All hail to the great pumpkin
“And then on Halloween night, the Great Pumpkin rises from the patch and brings toys to all the boys and girls…”
— Linus, It’s the Great Pumpkin Charlie Brown
It comes in an incredible number of sizes, from tiny to a world record 2,000-pounder. Unfortunately, and for the most part, it only comes in one color. An average pumpkin is five to 10 pounds for your purposes, 20 for a really big one. The world record for a pumpkin stood at 460-pounds until 1981. A 493.5-pounder took the crown that year. In 1984, the record broke at 1,000 pounds and in 2010, one tipped the scales at 1,810 pounds.
But records are made to be broken and in 2011 a Rhode Island man took one in over a ton at 2,009 pounds. It netted him $15,000; five for the prize of biggest and 10 for breaking a ton.
Not that long ago it only got carved on Halloween, made into a pie at Thanksgiving and into the occasional loaf of bread. Who can forget its guest appearances in the classics. In Cinderella it was turned into a coach. In The Headless Horseman... well, you guessed it. And then there Jack the Pumpkin King in Nightmare before Christmas.
“Peter, Peter pumpkin eater, had a wife and couldn’t feed her. Put her in a pumpkin shell and there he kept her very well.”
Now the noble pumpkin has entered the 21st Century with pomp and circumstance and is quite literally everywhere you look. It’s a member of the squash family (Cucurbita Maxima and Cucurbita Moschata) and at one time was native only to North America, but not for long. You would be hard pressed now to find any corner of the world where it’s not grown and eaten. Antarctica, I believe, is the only place it won't grow, but that doesn’t necessarily mean you can’t find it there.
Take a few large and small pumpkins, add some cornstalks, a couple of pots of flowering kale, a bale of hay and you have the makings of a great fall front door decoration.
It’s even a sport. Pumpkin Chunkin is really more about the machines that throw them then the pumpkin itself, but it could never be as noble if it had a name like Watermelon Chunkin, or Bowling Ball Chunckin. See what I mean? It only works with a pumpkin.
Goggle pumpkin recipes and you get 77 million hits. Google just the word pumpkin and that number jumps to 139 million.
Pumpkin-flavored coffee awaits you anywhere you buy your favorite cup. And don’t forget the pumpkin spiced muffin to go with it. You can boil, roast, broil, cook it in a pan or a pot. Cook it whole, in slices and pieces. Roast the seeds and just like a squash, you can eat the skin.
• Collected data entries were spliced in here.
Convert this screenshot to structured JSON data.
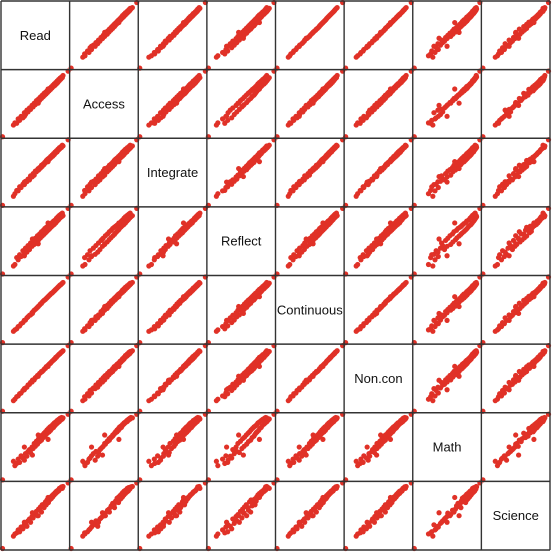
{
  "chart_data": {
    "type": "scatter",
    "subtype": "scatterplot-matrix",
    "title": "",
    "variables": [
      "Read",
      "Access",
      "Integrate",
      "Reflect",
      "Continuous",
      "Non.con",
      "Math",
      "Science"
    ],
    "diagonal": "variable-names",
    "grid": false,
    "axis_ticks": false,
    "point_color": "#e03127",
    "border_color": "#333333",
    "range": [
      380,
      560
    ],
    "observations": [
      [
        380,
        380,
        380,
        380,
        380,
        380,
        380,
        380
      ],
      [
        560,
        560,
        560,
        560,
        560,
        560,
        560,
        560
      ],
      [
        410,
        412,
        405,
        402,
        411,
        409,
        431,
        414
      ],
      [
        414,
        418,
        412,
        406,
        415,
        413,
        419,
        420
      ],
      [
        419,
        417,
        421,
        425,
        418,
        420,
        425,
        423
      ],
      [
        423,
        429,
        420,
        419,
        424,
        422,
        437,
        431
      ],
      [
        427,
        425,
        431,
        433,
        426,
        428,
        428,
        426
      ],
      [
        431,
        436,
        429,
        428,
        432,
        430,
        446,
        439
      ],
      [
        436,
        432,
        438,
        444,
        435,
        437,
        440,
        434
      ],
      [
        440,
        446,
        437,
        434,
        441,
        442,
        434,
        445
      ],
      [
        443,
        441,
        446,
        451,
        442,
        444,
        452,
        449
      ],
      [
        447,
        453,
        445,
        440,
        448,
        446,
        445,
        441
      ],
      [
        450,
        448,
        452,
        458,
        451,
        452,
        458,
        456
      ],
      [
        454,
        459,
        450,
        447,
        455,
        454,
        463,
        461
      ],
      [
        457,
        455,
        461,
        465,
        456,
        459,
        455,
        452
      ],
      [
        461,
        466,
        458,
        456,
        462,
        460,
        470,
        468
      ],
      [
        464,
        462,
        467,
        472,
        465,
        466,
        466,
        464
      ],
      [
        467,
        472,
        463,
        461,
        469,
        466,
        480,
        473
      ],
      [
        470,
        468,
        474,
        478,
        471,
        472,
        472,
        477
      ],
      [
        473,
        479,
        472,
        468,
        474,
        474,
        486,
        482
      ],
      [
        476,
        474,
        478,
        485,
        477,
        478,
        478,
        470
      ],
      [
        479,
        484,
        477,
        474,
        480,
        480,
        493,
        488
      ],
      [
        482,
        480,
        484,
        490,
        483,
        484,
        485,
        485
      ],
      [
        484,
        489,
        482,
        479,
        486,
        485,
        497,
        494
      ],
      [
        487,
        485,
        490,
        496,
        488,
        489,
        489,
        480
      ],
      [
        489,
        494,
        487,
        484,
        491,
        489,
        503,
        500
      ],
      [
        492,
        490,
        494,
        500,
        494,
        492,
        496,
        497
      ],
      [
        494,
        499,
        492,
        489,
        496,
        495,
        508,
        492
      ],
      [
        496,
        494,
        498,
        505,
        497,
        497,
        500,
        504
      ],
      [
        498,
        502,
        497,
        493,
        499,
        498,
        512,
        508
      ],
      [
        500,
        498,
        503,
        508,
        501,
        502,
        505,
        500
      ],
      [
        502,
        506,
        500,
        497,
        503,
        503,
        517,
        513
      ],
      [
        504,
        502,
        507,
        511,
        505,
        505,
        509,
        510
      ],
      [
        506,
        510,
        504,
        501,
        507,
        507,
        521,
        506
      ],
      [
        508,
        506,
        510,
        514,
        509,
        509,
        512,
        518
      ],
      [
        510,
        513,
        508,
        505,
        511,
        511,
        525,
        514
      ],
      [
        512,
        510,
        514,
        518,
        513,
        512,
        516,
        521
      ],
      [
        514,
        517,
        512,
        509,
        515,
        515,
        528,
        517
      ],
      [
        516,
        514,
        518,
        521,
        516,
        517,
        521,
        525
      ],
      [
        518,
        521,
        515,
        513,
        518,
        519,
        532,
        522
      ],
      [
        520,
        518,
        522,
        525,
        520,
        520,
        524,
        529
      ],
      [
        522,
        525,
        519,
        516,
        522,
        523,
        536,
        527
      ],
      [
        524,
        521,
        526,
        528,
        524,
        524,
        529,
        533
      ],
      [
        526,
        529,
        524,
        520,
        526,
        528,
        539,
        531
      ],
      [
        528,
        525,
        530,
        533,
        528,
        528,
        533,
        537
      ],
      [
        530,
        533,
        527,
        525,
        530,
        531,
        543,
        535
      ],
      [
        532,
        529,
        534,
        537,
        532,
        533,
        537,
        540
      ],
      [
        534,
        537,
        532,
        529,
        534,
        535,
        546,
        538
      ],
      [
        536,
        534,
        538,
        541,
        536,
        537,
        540,
        545
      ],
      [
        538,
        541,
        536,
        534,
        538,
        538,
        549,
        543
      ],
      [
        540,
        538,
        541,
        544,
        539,
        541,
        544,
        547
      ],
      [
        542,
        544,
        539,
        537,
        541,
        542,
        551,
        549
      ],
      [
        544,
        542,
        545,
        547,
        543,
        544,
        547,
        545
      ],
      [
        546,
        548,
        543,
        540,
        545,
        546,
        550,
        550
      ],
      [
        440,
        436,
        444,
        430,
        441,
        439,
        470,
        452
      ],
      [
        462,
        466,
        459,
        476,
        460,
        465,
        448,
        478
      ],
      [
        478,
        472,
        481,
        463,
        479,
        476,
        503,
        470
      ],
      [
        505,
        511,
        500,
        520,
        506,
        503,
        491,
        520
      ]
    ]
  }
}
And yes, there’s even a Pumpkin Whoopie Pie.
After reading all 77 million recipes and trying, say, a few thousand of them, you may still find the time and desire to decorate, paint and carve them.
I found a recipe for pumpkin Mac and Cheese (not so sure about that one), and a Thai Pumpkin Soup that sounded and looked yummy. And all your basic recipes with the usual suspects of butter, salt and pepper, brown sugar, cinnamon and nutmeg, even Spiced Rum. From soup to dessert, you can find a recipe for it.
After reading all 77 million recipes and trying, say, a few thousand of them, you may still find the time and desire to decorate, paint and carve them. I didn’t Google pumpkin stencils, though I’m sure it had its own library. I did find a program that turned your photograph into a stencil. That could be fun.
In the category of versatile vegetables it has to rank as Numero Uno. After your Pumpkin Pie Vodka Martini (yes there’s a brand of pumpkin pie flavored vodka), you move on to your meal of pumpkin soup, baked pumpkin with roasted pumpkin seeds and that piece of great American pumpkin pie, you can wash it all down with a bottle of your favorite pumpkin ale. I found 400 varieties of that on the web. The constant is they all use fresh cut pumpkin or pumpkin puree in the mash.
Here’s one to try from the Wolf Test Kitchens
Select a small pie pumpkin. The one in the photo is about 2.2-pounds. Set the oven at 350-degrees and proceed to cut the top and clean out our pumpkin. Put in a baking dish and replace the top. Coat with good oil (canola, peanut, etc.… ) and sprinkle with salt and pepper. Place the pumpkin on the center rack and set your timer for one hour. Cooking times will vary of course, but when a small knife pierces the skin and slides easily in and out, it’s ready.
Slice the pumpkin into six or eight pieces and season with butter, brown sugar, salt and pepper. A little cinnamon never hurts, but that’s at your discretion. Place under a broiler until the sugar caramelizes and it browns a little. A blow torch works just as well.
Arrange on a plate and fill the center with stuffing, rice or baked apples. Replace the top and serve. Your guests will be surprised when you tell them it’s pumpkin.